Se notaba un ambiente distinto desde la Punta del Diamante hasta la Puerta del Arenal, calle de la Mar abajo. No era para menos. La plaza de la Maestranza había recuperado el rumbo y el pulso de los días grandes. Morante estaba en el cartel; también Talavante y Manzanares. Pero la gran noticia es que Sevilla, definitivamente, se parecía a sí misma. Esa electricidad ambiental se trasladó a los tendidos. A los conatos de pelea y las dificultades para alcanzar los respectivos escaños se sumó la creciente parsimonia de los previos del espectáculo que demoró la salida del primero de la tarde casi un cuarto de hora.
El público había sacado a saludar a Morante sin que faltaran algunas protestas entre el público menos olvidadizo. Aún tenía que salir el toro para sentenciar el signo de un espectáculo en el que al final, como en botica, hubo de todo. El primero de la tarde, un castañito albardado que cantó sus pocas pilas desde que pisó el ruedo, permitió al diestro cigarrero esbozar un puñado de verónicas en el aire de los toreros de la Edad de Plata. Morante es un apasionado de la historia del toreo. Y se nota. Esa capacidad de estudio, asimilación y actualización de los viejos moldes es uno de sus mejores legados pero ese primero ya estaba pidiendo la cuenta después de pasar por los caballos y un segundo tercio de auténtico trámite.
Morante echó pelillos a la mar con su brindis a la parroquia. Pero tuvo pocos mimbres para armar el cesto. Apuntes entre las rayas; toreo de cintura y acompañamiento; intentos por la izquierda... no podía ser.
El cante definitivo llegó con el cuarto, al que cuajó un excelente quite que remató con una media sin época. Pero la corrida iba a vivir su cruz. Habían tocado a banderillas y el veterano Lili andaba enfrascado en un largo parlamento con Carretero para que le colocara el toro en el terreno de su elección. Cuando arrancó a cuartear ya estaba vendido. Le prendió por la entrepierna a la salida de un embroque no llego a serlo y le zarandeó como un trapo. Llevaba una fea cornada que, afortunadamente, no pasó a mayores.

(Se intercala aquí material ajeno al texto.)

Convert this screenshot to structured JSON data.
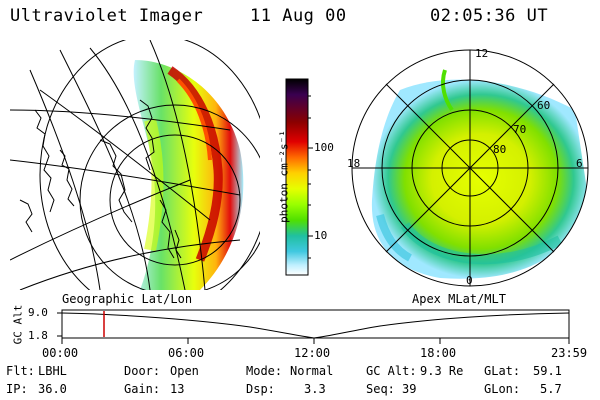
{
  "header": {
    "instrument": "Ultraviolet Imager",
    "date": "11 Aug 00",
    "time": "02:05:36 UT"
  },
  "panels": {
    "left_title": "Geographic Lat/Lon",
    "right_title": "Apex MLat/MLT"
  },
  "colorbar": {
    "unit_label": "photon cm⁻²s⁻¹",
    "ticks": [
      "100",
      "10"
    ],
    "colors": [
      "#000000",
      "#3a0050",
      "#8b0000",
      "#e00000",
      "#ff6a00",
      "#ffd000",
      "#e6ff00",
      "#9aff00",
      "#50e000",
      "#20c0a0",
      "#40c8e0",
      "#c0f0ff",
      "#ffffff"
    ]
  },
  "polar": {
    "mlt_labels": [
      "12",
      "18",
      "6",
      "0"
    ],
    "mlat_labels": [
      "60",
      "70",
      "80"
    ]
  },
  "alt_plot": {
    "ylabel": "GC Alt",
    "yticks": [
      "9.0",
      "1.8"
    ],
    "xticks": [
      "00:00",
      "06:00",
      "12:00",
      "18:00",
      "23:59"
    ],
    "current_time_marker_color": "#cc0000"
  },
  "status": {
    "filter_label": "Flt:",
    "filter_value": "LBHL",
    "door_label": "Door:",
    "door_value": "Open",
    "mode_label": "Mode:",
    "mode_value": "Normal",
    "gcalt_label": "GC Alt:",
    "gcalt_value": "9.3 Re",
    "glat_label": "GLat:",
    "glat_value": "59.1",
    "ip_label": "IP:",
    "ip_value": "36.0",
    "gain_label": "Gain:",
    "gain_value": "13",
    "dsp_label": "Dsp:",
    "dsp_value": "3.3",
    "seq_label": "Seq:",
    "seq_value": "39",
    "glon_label": "GLon:",
    "glon_value": "5.7"
  }
}
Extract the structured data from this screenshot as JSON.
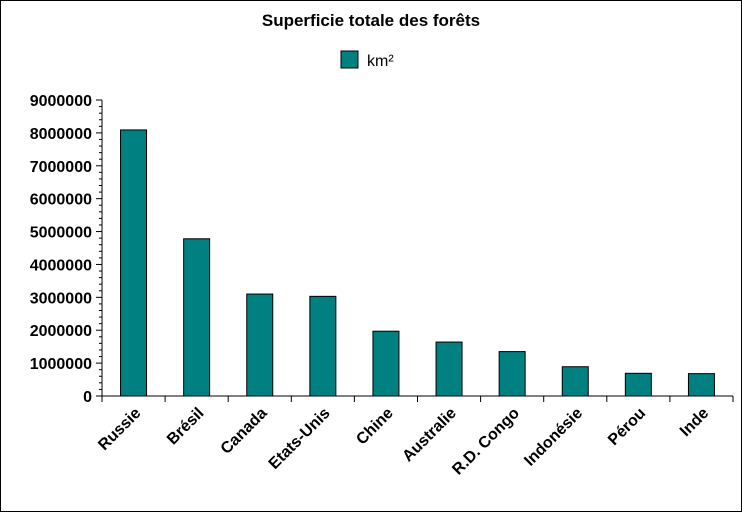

Pero la función debía continuar y Morante tomó los trastos del oficio, dispuesto a dar lo mejor de sí mismo. El toro apenas se movió de los terrenos del 2. Hubo suavidad inicial en las formas del diestro cigarrero, que fue comprobando que el toro, exigente, podía prestar cierto fondo si se le hacían las cosas en tiempo y forma. Pero había que apostar; cruzarse en cada muletazo; jugar toda la partida en el terreno del animal sin perderle la cara para exprimir su esencia.
Así lo hizo Morante, que ofició un trasteo de denso contenido, belleza en las formas y brillantez en el planteamiento que tuvo la virtud primordial de ir a más. La faena de Morante, gota a gota, estaba calando en el público, que vibró de verdad con el preciosismo de los naturales y el enfado arrebatado materializado en molinetes, recortes y ayudados. El pasodoble eterno Suspiros de España –no podía ser otro– puso el mejor envoltorio sonoro a ese momento crepuscular que nos trasladó a la Sevilla recreada del Regionalismo. Pero el tiempo impuso su dictadura –¿verdad Ramón Serrera?– y ya había sonado un aviso mientras se perfilaba en la mismísima puerta de chiqueros.
La espada se encasquilló definitivamente. Sonó el segundo aviso y el descabelló no logró arreglar el desaguisado. El tercer recado obligó a Morante a retirarse al burladero de matadores mientras Lebrija, magistral, despenaba al bicho en la tronera del burladero sin que pudiera dar un paso o seguir a los bueyes. La mayoría del público sacó a Morante a saludar. Una vez más no iban a faltar algunas protestas. Con o sin avisos ya se le espera para su próxima cita.
Pero la larguísima tarde no iba a estar exenta de otros argumentos felices como la constatación del excelente momento profesional y artístico que atraviesa Talavante, que se echó la tarde a la espalda desde que salió a quitar con el capote a la espalda en el segundo de la tarde, que correspondía al más desdibujado Manzanares que se ha visto en Sevilla. Al sobrero que hizo tercero lo recibió con el sevillanísimo cartucho de pescao. La faena, siempre a más, sumó capacidad de improvisación, imaginación, sentido del ritmo, capacidad de colocación... Talavante está en vena y se le nota. Encuentra toro en todas partes y es capaz de ligar un pase de las flores a una excelente tanda diestra; una arrucina a otras diabluras hasta inventarse un toro que habría sido muy distinto en otras manos. Alargó la faena hasta convencerse que había apurado hasta la última posibilidad de lucimiento. La estocada certificó una oreja que tiene peso específico.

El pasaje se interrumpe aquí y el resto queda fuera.